Published on 12, July, 2020
Hi I received the report for my sons ASD assessment and I’m struggling to understand the scores given in the assessments carried out is anyone able to point me in the direction of finding out what they mean in severity?
There is a very good article explaining the scores here:
https://embrace-autism.com/a-summary-of-the-autism-tests-and-scores/
The main bit I suspect you are interested in is Autism tests score interpretations
The rest of the article explains the other bits around this to give more context for it.
Are there any areas in particular you want help understanding?
Thank you for the reply, basically what I’ve read online the diagnosis should have a level given, 1 2 or 3. In report he was given a score of 14 in the ADOS-2 7 and 7 in the 2 areas. The ADI-R he scored a.16 b.15 c.7 d.4. The doctors when taking us through the diagnosis said the scores were high but never said anything else and I never thought to ask as I thought it would be in his report.
Hope that all makes sense and again I appreciate the reply.
I was wondering about the levels also and wondered why some people say they were diagnosed with level 1, 2 or 3, but on my report it didn’t have that. From what I read and understand, levels is more of an American diagnostic thing, although some diagnostic practices in the UK might give a level. In the UK the emphasis is more on identifying specific individual support needs rather than categorising by levels. So I wouldn’t worry about the levels.
As for the scores, I’m not entirely sure, and you might want to go back to the people who assessed your son to ask them. Sorry I couldnt share any light on this.
Yeah makes sense to me.
I think people (not on here or anyone that understands it) are tending to refer to level 1 as a level of function rather than need, in the same way they think a spectrum is something you can be on rather than something "is", I hear people say "on the low end of the spectrum" like it's a scale, or "level 1 like Asperger's or high functioning" all terms that can trivialise the trauma people suffer and feel a bit "ableist ".

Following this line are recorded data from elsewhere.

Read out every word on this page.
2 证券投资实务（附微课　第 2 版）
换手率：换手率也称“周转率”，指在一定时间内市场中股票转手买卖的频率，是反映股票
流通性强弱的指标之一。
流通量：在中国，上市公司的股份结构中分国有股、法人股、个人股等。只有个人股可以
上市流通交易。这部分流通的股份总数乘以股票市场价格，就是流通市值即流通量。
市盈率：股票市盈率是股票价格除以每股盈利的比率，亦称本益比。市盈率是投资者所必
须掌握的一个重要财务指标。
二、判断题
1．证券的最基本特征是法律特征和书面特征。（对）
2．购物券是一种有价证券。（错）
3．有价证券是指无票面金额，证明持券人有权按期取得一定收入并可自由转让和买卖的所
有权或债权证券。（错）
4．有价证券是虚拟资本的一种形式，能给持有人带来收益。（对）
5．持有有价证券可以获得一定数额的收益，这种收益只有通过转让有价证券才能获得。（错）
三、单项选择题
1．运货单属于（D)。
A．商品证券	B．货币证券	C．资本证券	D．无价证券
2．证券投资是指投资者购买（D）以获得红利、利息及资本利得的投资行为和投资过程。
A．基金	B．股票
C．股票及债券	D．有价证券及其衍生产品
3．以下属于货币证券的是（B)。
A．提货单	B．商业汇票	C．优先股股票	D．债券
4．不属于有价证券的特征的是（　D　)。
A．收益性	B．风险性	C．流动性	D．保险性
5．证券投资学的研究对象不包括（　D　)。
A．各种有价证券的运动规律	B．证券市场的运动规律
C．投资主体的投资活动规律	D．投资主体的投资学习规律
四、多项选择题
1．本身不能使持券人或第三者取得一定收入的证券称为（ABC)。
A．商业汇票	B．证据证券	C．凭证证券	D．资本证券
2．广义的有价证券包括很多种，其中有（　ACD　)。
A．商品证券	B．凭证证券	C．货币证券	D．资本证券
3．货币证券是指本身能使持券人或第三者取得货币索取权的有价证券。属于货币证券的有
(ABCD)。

Similar things annoy me like people saying that they're a bit autistic, imagine saying to a pregnant person that you're feet ache so you're a "bit pregnant" so know how they feel, my wife's had two babies and I think she'd kill me.
A lot of times people mean well and don't understand their language can erode the seriousness of something.
To clarify, the current diagnostic standards do not refer to functioning at all - they refer to relative levels of support needs. Similarly, "high functioning autism" was never an official diagnostic term.
I was assessed and diagnosed using dsm5 and found the report is pretty good in terms of providing explanations for everything.
I also think the level 1 to 3 idea makes sense, rather than giving things another names like "Asperger's"
I don't like the term "functioning level" though , as that infers those at level 1 don't struggle , when in reality we all suffer a lot of distress and anxiety (obviously that's likely to be worse for those at levels 2 and then 3) functioning is more a measure of "how we appear to cope" rather than cope.
I've not seen the older variants of diagnosis criteria and reports but they sound confusing in comparison.
I had a similar experience. There was an appointment where we were supposed to go over the report and discuss the findings, but I left feeling completely alone and confused.
I didn’t feel able to phone and ask for greater clarification. To be honest, it was really triggering going over past life and experiences. I became quite unwell and by the end of it couldn’t understand how they could just leave it so open, without closure, particularly knowing I literally have nobody in my life and talk to people for about 20 hour a YEAR.
Oh well, sorry, I am playing my mini violin here!